Москва-Париж - стр. 4
Я любил, когда она нежно дотрагивалась до моего старого шрама от ножевого ранения и прикасалась губами к этой розовой полоске на животе с почти незаметными следами швов вокруг неё. Это был портал в меня. Портал только для неё.
Она как-то сразу поняла, что я невиновен, и верила мне. Её влажные поцелуи в последний день нашего свидания были настолько отчаянны и нежны, а движения настолько беспощадны, что мне начинало казаться, будто ничего вокруг больше не существует и не должно существовать.
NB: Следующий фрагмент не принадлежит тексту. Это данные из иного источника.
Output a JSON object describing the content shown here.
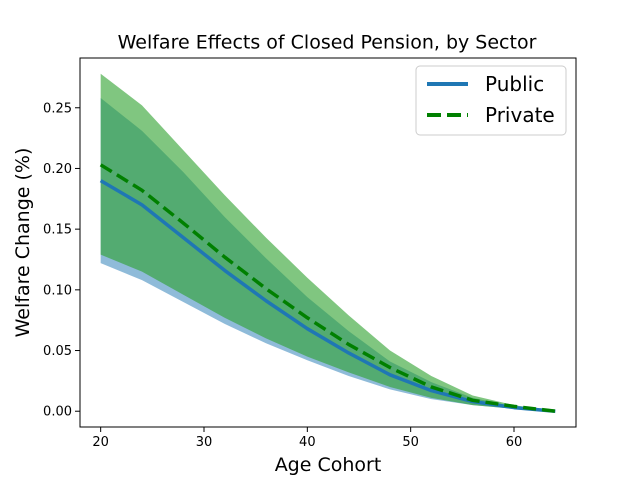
{
  "chart_data": {
    "type": "line",
    "title": "Welfare Effects of Closed Pension, by Sector",
    "xlabel": "Age Cohort",
    "ylabel": "Welfare Change (%)",
    "xlim": [
      18,
      66
    ],
    "ylim": [
      -0.013,
      0.291
    ],
    "xticks": [
      20,
      30,
      40,
      50,
      60
    ],
    "yticks": [
      0.0,
      0.05,
      0.1,
      0.15,
      0.2,
      0.25
    ],
    "ytick_labels": [
      "0.00",
      "0.05",
      "0.10",
      "0.15",
      "0.20",
      "0.25"
    ],
    "legend_position": "top-right",
    "x": [
      20,
      24,
      28,
      32,
      36,
      40,
      44,
      48,
      52,
      56,
      60,
      64
    ],
    "series": [
      {
        "name": "Public",
        "color": "#1f77b4",
        "style": "solid",
        "values": [
          0.19,
          0.17,
          0.143,
          0.116,
          0.091,
          0.068,
          0.048,
          0.03,
          0.017,
          0.008,
          0.003,
          0.0
        ],
        "band_low": [
          0.122,
          0.108,
          0.09,
          0.072,
          0.056,
          0.042,
          0.029,
          0.018,
          0.01,
          0.005,
          0.002,
          0.0
        ],
        "band_high": [
          0.258,
          0.231,
          0.197,
          0.16,
          0.126,
          0.094,
          0.066,
          0.041,
          0.024,
          0.011,
          0.004,
          0.0
        ],
        "band_color": "#1f77b4",
        "band_opacity": 0.5
      },
      {
        "name": "Private",
        "color": "#008000",
        "style": "dashed",
        "values": [
          0.203,
          0.182,
          0.155,
          0.127,
          0.101,
          0.077,
          0.055,
          0.036,
          0.02,
          0.009,
          0.004,
          0.0
        ],
        "band_low": [
          0.129,
          0.115,
          0.096,
          0.077,
          0.06,
          0.045,
          0.032,
          0.02,
          0.011,
          0.005,
          0.002,
          0.0
        ],
        "band_high": [
          0.278,
          0.252,
          0.215,
          0.178,
          0.143,
          0.11,
          0.079,
          0.05,
          0.029,
          0.013,
          0.005,
          0.0
        ],
        "band_color": "#2ca02c",
        "band_opacity": 0.6
      }
    ]
  }
}
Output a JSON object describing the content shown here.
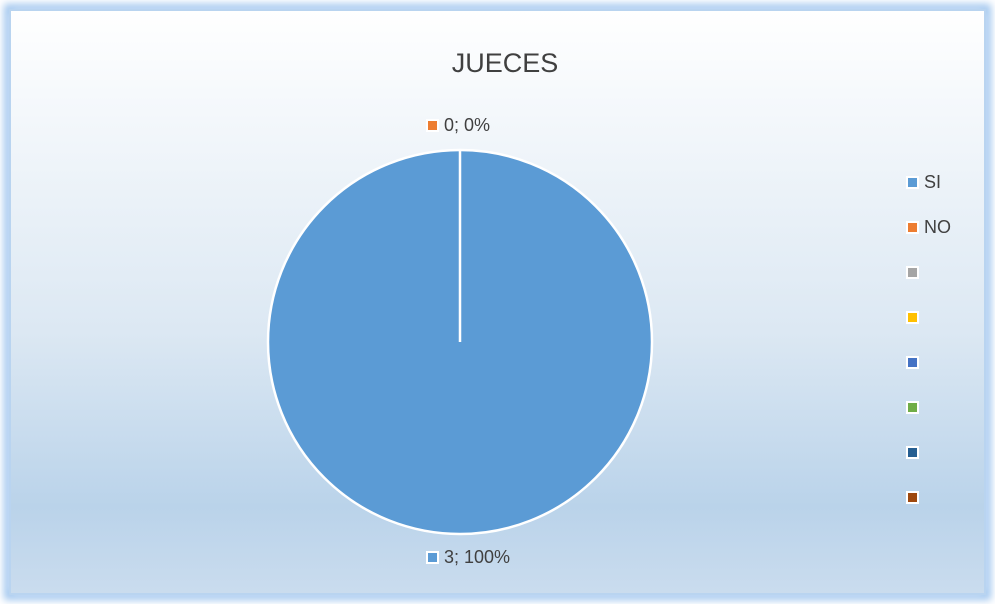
{
  "chart_data": {
    "type": "pie",
    "title": "JUECES",
    "categories": [
      "SI",
      "NO",
      null,
      null,
      null,
      null,
      null,
      null
    ],
    "values": [
      3,
      0,
      null,
      null,
      null,
      null,
      null,
      null
    ],
    "value_labels": [
      "3; 100%",
      "0; 0%",
      null,
      null,
      null,
      null,
      null,
      null
    ],
    "colors": [
      "#5b9bd5",
      "#ed7d31",
      "#a5a5a5",
      "#ffc000",
      "#4472c4",
      "#70ad47",
      "#255e91",
      "#9e480e"
    ],
    "legend": "right"
  }
}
Не существует этих низких стен в комнате для свиданий, наскоро обклеенных обоями нелепой расцветки. Нет этой кровати, матрас которой чудовищно продавлен многими другими возбуждёнными телами задолго до нас. Нет занавешенного окна с прекрасным видом на высокий кирпичный забор, витиевато украшенный колючей проволокой поверху. Но это был наш портал в Париж, город, в котором мы никогда не были.
Я отчаянно пытался найти в пустом воздухе этой убогой комнаты какие-то «правильные» слова. И раз за разом терпел неудачу под её пронзительным взглядом. Все слова, какие я только знал, казались мне такими же убогими, как и сама комната. Мы стояли, нежно обнявшись, перед тем как расстаться, всем телом ощущая нашу неразделимость. От её слез щека становилась слишком родной и беззащитной. У неё были светлые волосы и маленькие уши, с которых она заботливо сняла золотые серёжки с острыми краями, чтобы не поранить меня. Я тихонько подул в её ушко слабым ветром своих любящих губ. Она ловко увернулась, как от щекотки, подняла голову, снова внимательно посмотрела в мои глаза и как-то резко выскользнула из моих объятий, словно уже догадалась о чём-то.
…Ну не мог я ей тогда сказать эти слова, похожие одновременно и на приговор, и на заклинание:
«Если когда-нибудь я не вернусь к тебе, то не ищи – значит, меня нет, совсем нет… Это значит, я уже там, в Париже».
Не мог! Мне казалось, что это было бы слишком жестоко для неё и совсем несправедливо для нас. Беречь друг друга словами – это ведь так важно!
Поэтому важны были только глаза. Наши глаза мучительно прощались после трёхдневного свидания, когда она приехала ко мне в колонию, где я сидел уже два с половиной года за убийство, которого не совершал.
А потом у нас больше не было времени. Никакого времени. От слова «совсем». Отсутствие времени – это состояние, близкое одновременно и к отчаянию, и к обречённости. Хотя Вера благодаря мне теперь точно знала, что время – это на самом деле просто дурацкий анекдот, связанный с какой-то формулой Эйнштейна. Она грустно и почти застенчиво улыбалась, глядя на меня, но ничего не говорила… Когда мы прощались, то почему-то чувствовали, что потом нам может не хватить всего: и воздуха, и времени, и самой жизни.